Sitting alongside Nathaniel Chalobah, Fabregas was at the heart of everything for Chelsea, with more touches, more key passes, more through balls and more crosses than anyone on the pitch. That Costa’s improvement came with the Spaniard’s presence was no coincidence. Conte compared Fabregas to Andrea Pirlo last week and watching him in the deep-lying playmaker role, it was a fair likeness, albeit against Championship opposition

N’Golo Kante is undroppable and Nemanja Matic deserves his place, but so too does Fabregas. Conte will always look for more steel against Liverpool, Arsenal and the rest of their direct rivals, but Fabregas would be justified in feeling aggrieved if he finds himself back on the bench when Swansea arrive at Stamford Bridge next Saturday.


* Is a quick throw-in one of football’s most underrated weapons? On Monday, Manchester City carved out a glorious chance after Bournemouth were caught sleeping when the ball went out of play, and on Sunday Tottenham scored their opening goal as a result of Kieran Trippier’s quick thinking. Christian Eriksen spotted the opportunity and made the run behind left-back Fulham Scott Malone, and his cross allowed Harry Kane to stab home.

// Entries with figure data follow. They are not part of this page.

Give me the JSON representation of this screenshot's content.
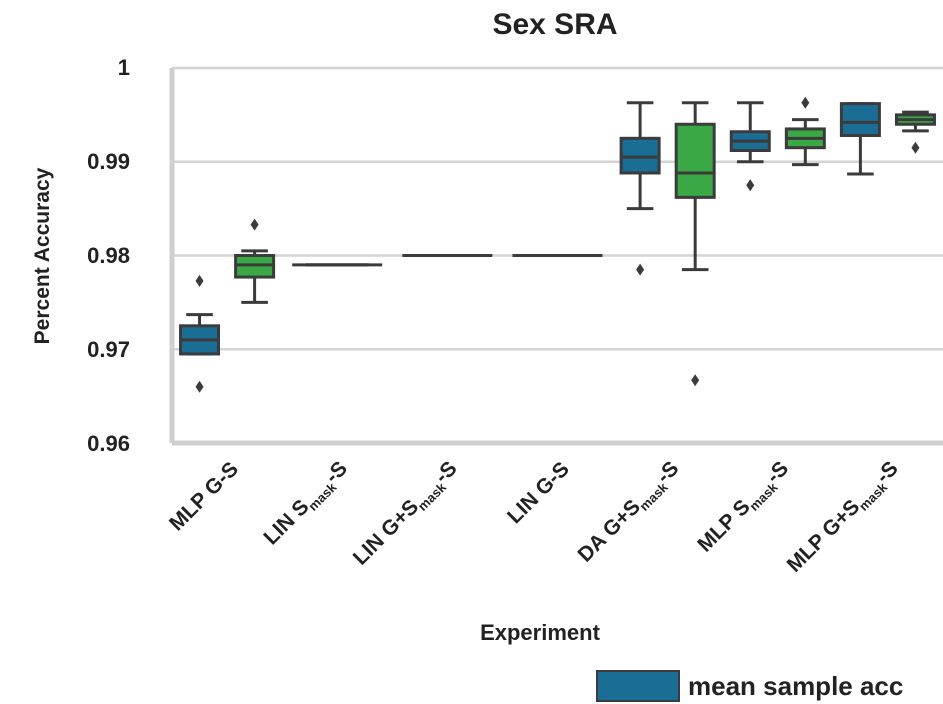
{
  "chart_data": {
    "type": "box",
    "title": "Sex SRA",
    "xlabel": "Experiment",
    "ylabel": "Percent Accuracy",
    "ylim": [
      0.96,
      1.0
    ],
    "yticks": [
      "1",
      "0.99",
      "0.98",
      "0.97",
      "0.96"
    ],
    "ytick_values": [
      1.0,
      0.99,
      0.98,
      0.97,
      0.96
    ],
    "grid": "horizontal",
    "legend": {
      "position": "bottom-right",
      "entries": [
        {
          "label": "mean sample acc",
          "color": "#1a6e96"
        }
      ]
    },
    "colors": {
      "blue": "#1a6e96",
      "green": "#3aa845"
    },
    "categories": [
      {
        "label": "MLP G-S",
        "boxes": [
          {
            "color": "blue",
            "q1": 0.9695,
            "median": 0.971,
            "q3": 0.9725,
            "whislo": 0.9695,
            "whishi": 0.9737,
            "fliers": [
              0.966,
              0.9773
            ]
          },
          {
            "color": "green",
            "q1": 0.9777,
            "median": 0.979,
            "q3": 0.98,
            "whislo": 0.975,
            "whishi": 0.9805,
            "fliers": [
              0.9833
            ]
          }
        ]
      },
      {
        "label": "LIN S-mask-S",
        "boxes": [
          {
            "color": "blue",
            "q1": 0.979,
            "median": 0.979,
            "q3": 0.979,
            "whislo": 0.979,
            "whishi": 0.979,
            "fliers": []
          }
        ]
      },
      {
        "label": "LIN G+S-mask-S",
        "boxes": [
          {
            "color": "blue",
            "q1": 0.98,
            "median": 0.98,
            "q3": 0.98,
            "whislo": 0.98,
            "whishi": 0.98,
            "fliers": []
          }
        ]
      },
      {
        "label": "LIN G-S",
        "boxes": [
          {
            "color": "blue",
            "q1": 0.98,
            "median": 0.98,
            "q3": 0.98,
            "whislo": 0.98,
            "whishi": 0.98,
            "fliers": []
          }
        ]
      },
      {
        "label": "DA G+S-mask-S",
        "boxes": [
          {
            "color": "blue",
            "q1": 0.9888,
            "median": 0.9905,
            "q3": 0.9925,
            "whislo": 0.985,
            "whishi": 0.9963,
            "fliers": [
              0.9785
            ]
          },
          {
            "color": "green",
            "q1": 0.9862,
            "median": 0.9888,
            "q3": 0.994,
            "whislo": 0.9785,
            "whishi": 0.9963,
            "fliers": [
              0.9667
            ]
          }
        ]
      },
      {
        "label": "MLP S-mask-S",
        "boxes": [
          {
            "color": "blue",
            "q1": 0.9912,
            "median": 0.9922,
            "q3": 0.9932,
            "whislo": 0.99,
            "whishi": 0.9963,
            "fliers": [
              0.9875
            ]
          },
          {
            "color": "green",
            "q1": 0.9915,
            "median": 0.9925,
            "q3": 0.9935,
            "whislo": 0.9897,
            "whishi": 0.9945,
            "fliers": [
              0.9963
            ]
          }
        ]
      },
      {
        "label": "MLP G+S-mask-S",
        "boxes": [
          {
            "color": "blue",
            "q1": 0.9928,
            "median": 0.9942,
            "q3": 0.9962,
            "whislo": 0.9887,
            "whishi": 0.9962,
            "fliers": []
          },
          {
            "color": "green",
            "q1": 0.994,
            "median": 0.9945,
            "q3": 0.995,
            "whislo": 0.9933,
            "whishi": 0.9953,
            "fliers": [
              0.9915
            ]
          }
        ]
      }
    ],
    "tick_labels": [
      {
        "main": "MLP G-S",
        "sub": "",
        "tail": ""
      },
      {
        "main": "LIN S",
        "sub": "mask",
        "tail": "-S"
      },
      {
        "main": "LIN G+S",
        "sub": "mask",
        "tail": "-S"
      },
      {
        "main": "LIN G-S",
        "sub": "",
        "tail": ""
      },
      {
        "main": "DA G+S",
        "sub": "mask",
        "tail": "-S"
      },
      {
        "main": "MLP S",
        "sub": "mask",
        "tail": "-S"
      },
      {
        "main": "MLP G+S",
        "sub": "mask",
        "tail": "-S"
      }
    ]
  }
}
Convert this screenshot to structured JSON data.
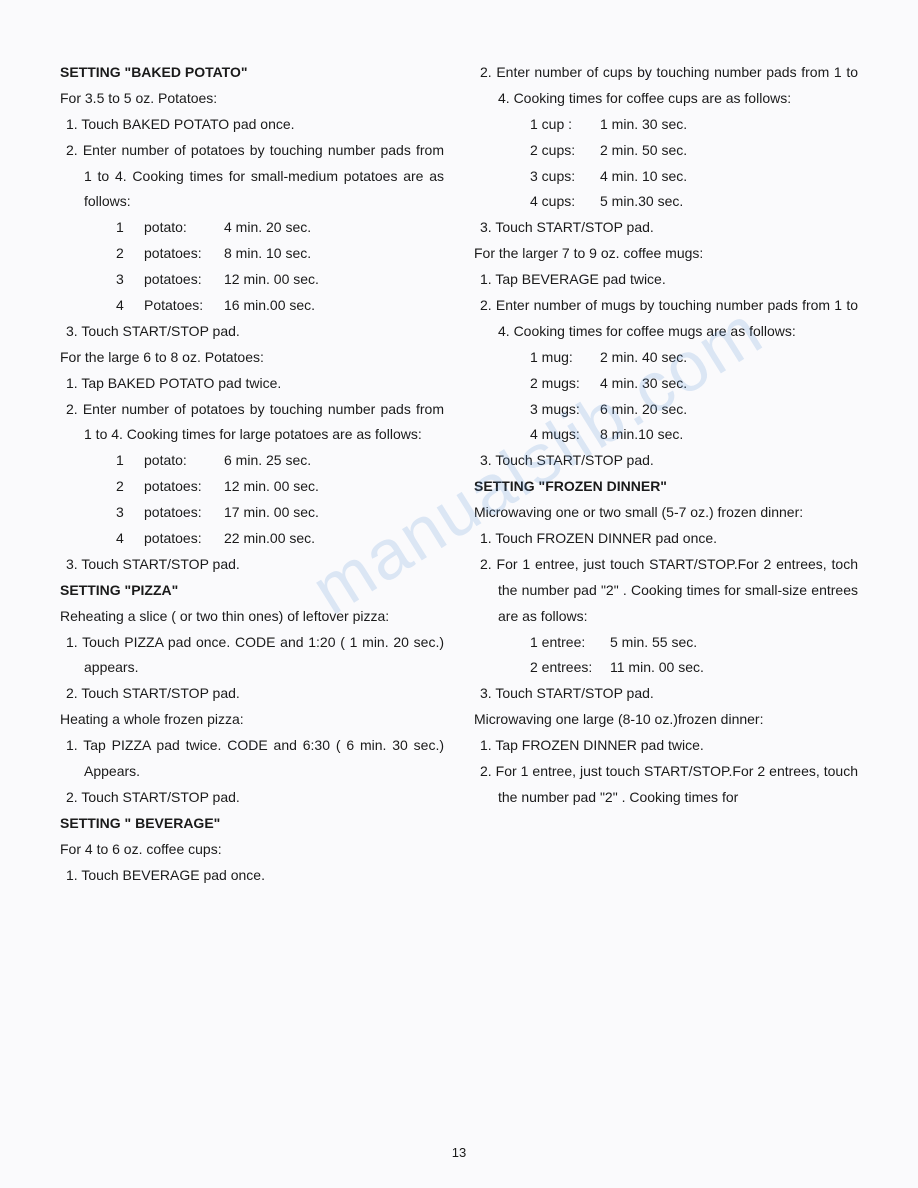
{
  "page_number": "13",
  "watermark": "manualslib.com",
  "left": {
    "s1_heading": "SETTING \"BAKED POTATO\"",
    "s1_intro": "For 3.5 to 5 oz. Potatoes:",
    "s1_step1": "1. Touch BAKED POTATO pad once.",
    "s1_step2": "2. Enter number of potatoes by touching number pads from 1 to 4. Cooking times for small-medium potatoes are as follows:",
    "s1_t": [
      [
        "1",
        "potato:",
        "4 min. 20 sec."
      ],
      [
        "2",
        "potatoes:",
        "8 min. 10 sec."
      ],
      [
        "3",
        "potatoes:",
        "12 min. 00 sec."
      ],
      [
        "4",
        "Potatoes:",
        "16 min.00 sec."
      ]
    ],
    "s1_step3": "3. Touch START/STOP pad.",
    "s1b_intro": "For the large 6 to 8 oz. Potatoes:",
    "s1b_step1": "1. Tap BAKED POTATO pad twice.",
    "s1b_step2": "2. Enter number of potatoes by touching number pads from 1 to 4. Cooking times for large potatoes are as follows:",
    "s1b_t": [
      [
        "1",
        "potato:",
        "6 min. 25 sec."
      ],
      [
        "2",
        "potatoes:",
        "12 min. 00 sec."
      ],
      [
        "3",
        "potatoes:",
        "17 min. 00 sec."
      ],
      [
        "4",
        "potatoes:",
        "22 min.00 sec."
      ]
    ],
    "s1b_step3": "3. Touch START/STOP pad.",
    "s2_heading": "SETTING \"PIZZA\"",
    "s2_intro": "Reheating a slice ( or two thin ones) of leftover pizza:",
    "s2_step1": "1. Touch PIZZA pad once. CODE and 1:20 ( 1 min. 20 sec.) appears.",
    "s2_step2": "2. Touch START/STOP pad.",
    "s2b_intro": "Heating a whole frozen pizza:",
    "s2b_step1": "1. Tap PIZZA pad twice. CODE and 6:30 ( 6 min. 30 sec.) Appears.",
    "s2b_step2": "2. Touch START/STOP pad.",
    "s3_heading": "SETTING \" BEVERAGE\"",
    "s3_intro": "For 4 to 6 oz. coffee cups:",
    "s3_step1": "1. Touch BEVERAGE pad once."
  },
  "right": {
    "r1_step2": "2. Enter number of cups by touching number pads from 1 to 4. Cooking times for coffee cups are as follows:",
    "r1_t": [
      [
        "1 cup  :",
        "1 min. 30 sec."
      ],
      [
        "2 cups:",
        "2 min. 50 sec."
      ],
      [
        "3 cups:",
        "4 min. 10 sec."
      ],
      [
        "4 cups:",
        "5 min.30 sec."
      ]
    ],
    "r1_step3": "3. Touch START/STOP pad.",
    "r1b_intro": "For the larger 7 to 9 oz. coffee mugs:",
    "r1b_step1": "1. Tap BEVERAGE pad twice.",
    "r1b_step2": "2. Enter number of mugs by touching number pads from 1 to 4. Cooking times for coffee mugs are as follows:",
    "r1b_t": [
      [
        "1 mug:",
        "2 min. 40 sec."
      ],
      [
        "2 mugs:",
        "4 min. 30 sec."
      ],
      [
        "3 mugs:",
        "6 min. 20 sec."
      ],
      [
        "4 mugs:",
        "8 min.10 sec."
      ]
    ],
    "r1b_step3": "3. Touch START/STOP pad.",
    "r2_heading": "SETTING \"FROZEN DINNER\"",
    "r2_intro": "Microwaving one or two small (5-7 oz.) frozen dinner:",
    "r2_step1": "1. Touch FROZEN DINNER pad once.",
    "r2_step2": "2. For 1 entree, just touch START/STOP.For 2 entrees, toch the number pad \"2\" . Cooking times for small-size entrees are as follows:",
    "r2_t": [
      [
        "1 entree:",
        "5 min. 55 sec."
      ],
      [
        "2 entrees:",
        "11 min. 00 sec."
      ]
    ],
    "r2_step3": "3. Touch START/STOP pad.",
    "r2b_intro": "Microwaving one large (8-10 oz.)frozen dinner:",
    "r2b_step1": "1. Tap FROZEN DINNER pad twice.",
    "r2b_step2": "2. For 1 entree, just touch START/STOP.For 2 entrees, touch the number pad \"2\" . Cooking times for"
  }
}
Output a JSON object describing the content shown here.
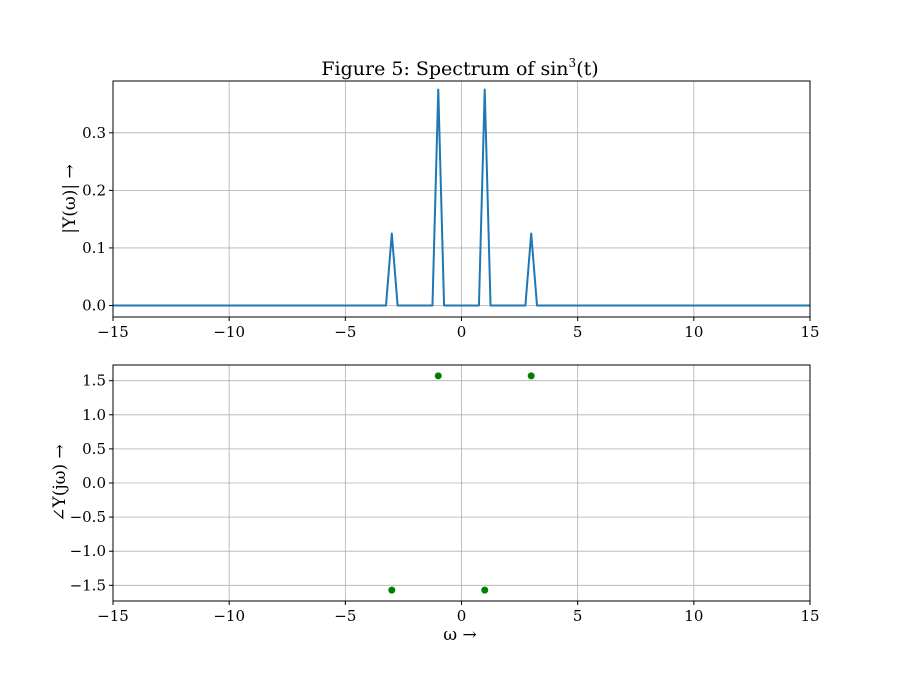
{
  "chart_data": [
    {
      "type": "line",
      "title_main": "Figure 5: Spectrum of sin",
      "title_sup": "3",
      "title_tail": "(t)",
      "ylabel": "|Y(ω)| →",
      "xlabel": "",
      "xlim": [
        -15,
        15
      ],
      "ylim": [
        -0.02,
        0.39
      ],
      "xticks": [
        -15,
        -10,
        -5,
        0,
        5,
        10,
        15
      ],
      "xtick_labels": [
        "−15",
        "−10",
        "−5",
        "0",
        "5",
        "10",
        "15"
      ],
      "yticks": [
        0.0,
        0.1,
        0.2,
        0.3
      ],
      "ytick_labels": [
        "0.0",
        "0.1",
        "0.2",
        "0.3"
      ],
      "grid": true,
      "color": "#1f77b4",
      "series": [
        {
          "x": [
            -15,
            -3.25,
            -3.0,
            -2.75,
            -1.25,
            -1.0,
            -0.75,
            0.75,
            1.0,
            1.25,
            2.75,
            3.0,
            3.25,
            15
          ],
          "values": [
            0,
            0,
            0.125,
            0,
            0,
            0.375,
            0,
            0,
            0.375,
            0,
            0,
            0.125,
            0,
            0
          ]
        }
      ]
    },
    {
      "type": "scatter",
      "ylabel": "∠Y(jω) →",
      "xlabel": "ω →",
      "xlim": [
        -15,
        15
      ],
      "ylim": [
        -1.73,
        1.73
      ],
      "xticks": [
        -15,
        -10,
        -5,
        0,
        5,
        10,
        15
      ],
      "xtick_labels": [
        "−15",
        "−10",
        "−5",
        "0",
        "5",
        "10",
        "15"
      ],
      "yticks": [
        1.5,
        1.0,
        0.5,
        0.0,
        -0.5,
        -1.0,
        -1.5
      ],
      "ytick_labels": [
        "1.5",
        "1.0",
        "0.5",
        "0.0",
        "−0.5",
        "−1.0",
        "−1.5"
      ],
      "grid": true,
      "color": "#008000",
      "series": [
        {
          "x": [
            -3,
            -1,
            1,
            3
          ],
          "values": [
            -1.5708,
            1.5708,
            -1.5708,
            1.5708
          ]
        }
      ]
    }
  ]
}
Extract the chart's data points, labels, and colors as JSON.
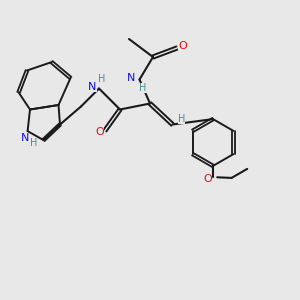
{
  "bg_color": "#e8e8e8",
  "bond_color": "#1a1a1a",
  "N_color": "#1010dd",
  "O_color": "#dd1010",
  "H_color": "#4a8f8f",
  "figsize": [
    3.0,
    3.0
  ],
  "dpi": 100,
  "xlim": [
    0,
    10
  ],
  "ylim": [
    0,
    10
  ]
}
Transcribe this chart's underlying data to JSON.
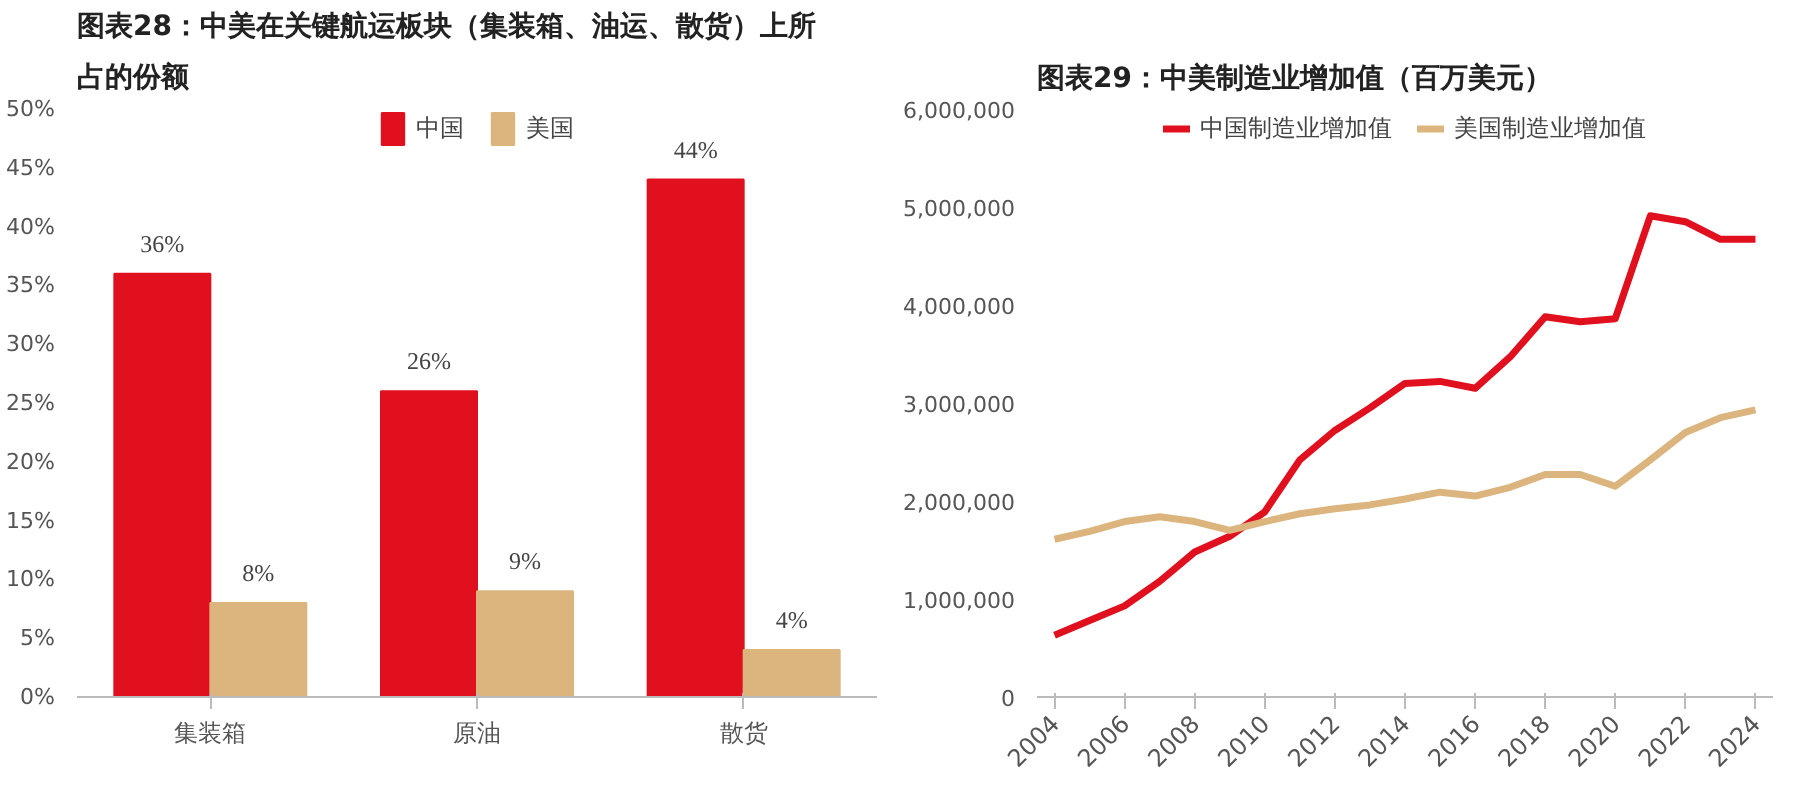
{
  "chart_data": [
    {
      "type": "bar",
      "title": "图表28：中美在关键航运板块（集装箱、油运、散货）上所占的份额",
      "categories": [
        "集装箱",
        "原油",
        "散货"
      ],
      "series": [
        {
          "name": "中国",
          "color": "#e0101e",
          "values": [
            36,
            26,
            44
          ],
          "value_labels": [
            "36%",
            "26%",
            "44%"
          ]
        },
        {
          "name": "美国",
          "color": "#dcb47e",
          "values": [
            8,
            9,
            4
          ],
          "value_labels": [
            "8%",
            "9%",
            "4%"
          ]
        }
      ],
      "ylim": [
        0,
        50
      ],
      "yticks": [
        {
          "value": 0,
          "label": "0%"
        },
        {
          "value": 5,
          "label": "5%"
        },
        {
          "value": 10,
          "label": "10%"
        },
        {
          "value": 15,
          "label": "15%"
        },
        {
          "value": 20,
          "label": "20%"
        },
        {
          "value": 25,
          "label": "25%"
        },
        {
          "value": 30,
          "label": "30%"
        },
        {
          "value": 35,
          "label": "35%"
        },
        {
          "value": 40,
          "label": "40%"
        },
        {
          "value": 45,
          "label": "45%"
        },
        {
          "value": 50,
          "label": "50%"
        }
      ],
      "grid": false,
      "legend": "top"
    },
    {
      "type": "line",
      "title": "图表29：中美制造业增加值（百万美元）",
      "x": [
        2004,
        2005,
        2006,
        2007,
        2008,
        2009,
        2010,
        2011,
        2012,
        2013,
        2014,
        2015,
        2016,
        2017,
        2018,
        2019,
        2020,
        2021,
        2022,
        2023,
        2024
      ],
      "series": [
        {
          "name": "中国制造业增加值",
          "color": "#e0101e",
          "values": [
            630000,
            780000,
            930000,
            1180000,
            1480000,
            1640000,
            1890000,
            2420000,
            2720000,
            2950000,
            3200000,
            3220000,
            3150000,
            3470000,
            3880000,
            3830000,
            3860000,
            4910000,
            4850000,
            4670000,
            4670000
          ]
        },
        {
          "name": "美国制造业增加值",
          "color": "#dcb47e",
          "values": [
            1610000,
            1690000,
            1790000,
            1840000,
            1790000,
            1700000,
            1790000,
            1870000,
            1920000,
            1960000,
            2020000,
            2090000,
            2050000,
            2140000,
            2270000,
            2270000,
            2150000,
            2420000,
            2700000,
            2850000,
            2930000
          ]
        }
      ],
      "xlim": [
        2003.5,
        2024.5
      ],
      "xticks": [
        2004,
        2006,
        2008,
        2010,
        2012,
        2014,
        2016,
        2018,
        2020,
        2022,
        2024
      ],
      "ylim": [
        0,
        6000000
      ],
      "yticks": [
        {
          "value": 0,
          "label": "0"
        },
        {
          "value": 1000000,
          "label": "1,000,000"
        },
        {
          "value": 2000000,
          "label": "2,000,000"
        },
        {
          "value": 3000000,
          "label": "3,000,000"
        },
        {
          "value": 4000000,
          "label": "4,000,000"
        },
        {
          "value": 5000000,
          "label": "5,000,000"
        },
        {
          "value": 6000000,
          "label": "6,000,000"
        }
      ],
      "grid": false,
      "legend": "top",
      "line_style": "solid",
      "marker": "none"
    }
  ]
}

A throw-in is typically treated as an opportunity for players to catch their breath, particularly when they are won in the middle third of the pitch. Would a manager who instructed his attackers to be most alert at these moment be able to create extra chances to score?


* Mauricio Pochettino’s team selection after the trip to Belgium on Thursday told you plenty about Tottenham’s need for a victory. Had Spurs won 2-0 against Gent, he may have rewarded those first-team players with a weekend rest. As it stands, the FA Cup now represents Tottenham’s best chance of a trophy this season.

Pochettino’s decision was vindicated with a ruthless performance against Fulham, the hosts left still rather than sparkling. The BBC were obviously hopeful of a shock to match BT Sport’s victory for Lincoln City, but the Championship side hardly landed a punch. Kane scored the 97th, 98th and 99th goals of his club career, and his fifth hat-trick.

It will be interesting to see if Pochettino chooses to pick an equally strong side against Gent on Thursday at Wembley, thus aiming to compete in three competitions, or sacrifices Europa League participation for an FA Cup run and addressing any possible fatigue in the Premier League. They’re two wins away from another FA Cup final.


* Your Dad might have a list of 5,284 reasons why football is broken, but there is something pretty incredible about a Championship manager describing a £13m signing as a bargain.

“He’s a big talent and what he’s done in English football in a short space of time has been incredible,” Lambert said of one Helder Costa. “In time that fee will be buttons to what his value will be. It was there for the club to do and it was the right thing for the club to do because he’s been such an influential player for the team. To be fair the amount of money we’ve spent on him in the modern-day game is not vast.”

The Wolves forward unsurprisingly still struggles for consistency, but he is far and away Wolves’ most capable player. Whether or not that fee does proves to be “buttons” probably depends on his club’s ability to pull themselves away from an unlikely relegation battle, but the 23-year-old might not be at Wolves for long.

Against Chelsea, and faced with Pedro as a surprise left wing-back, Costa shone. He is emphatically one-footed, dribbling down the right wing before cutting back onto his left foot in Arjen Robben fashion, but contains plenty enough skill to perform at a far higher level. You have to wonder whether Wolves will be anything other than a stepping stone.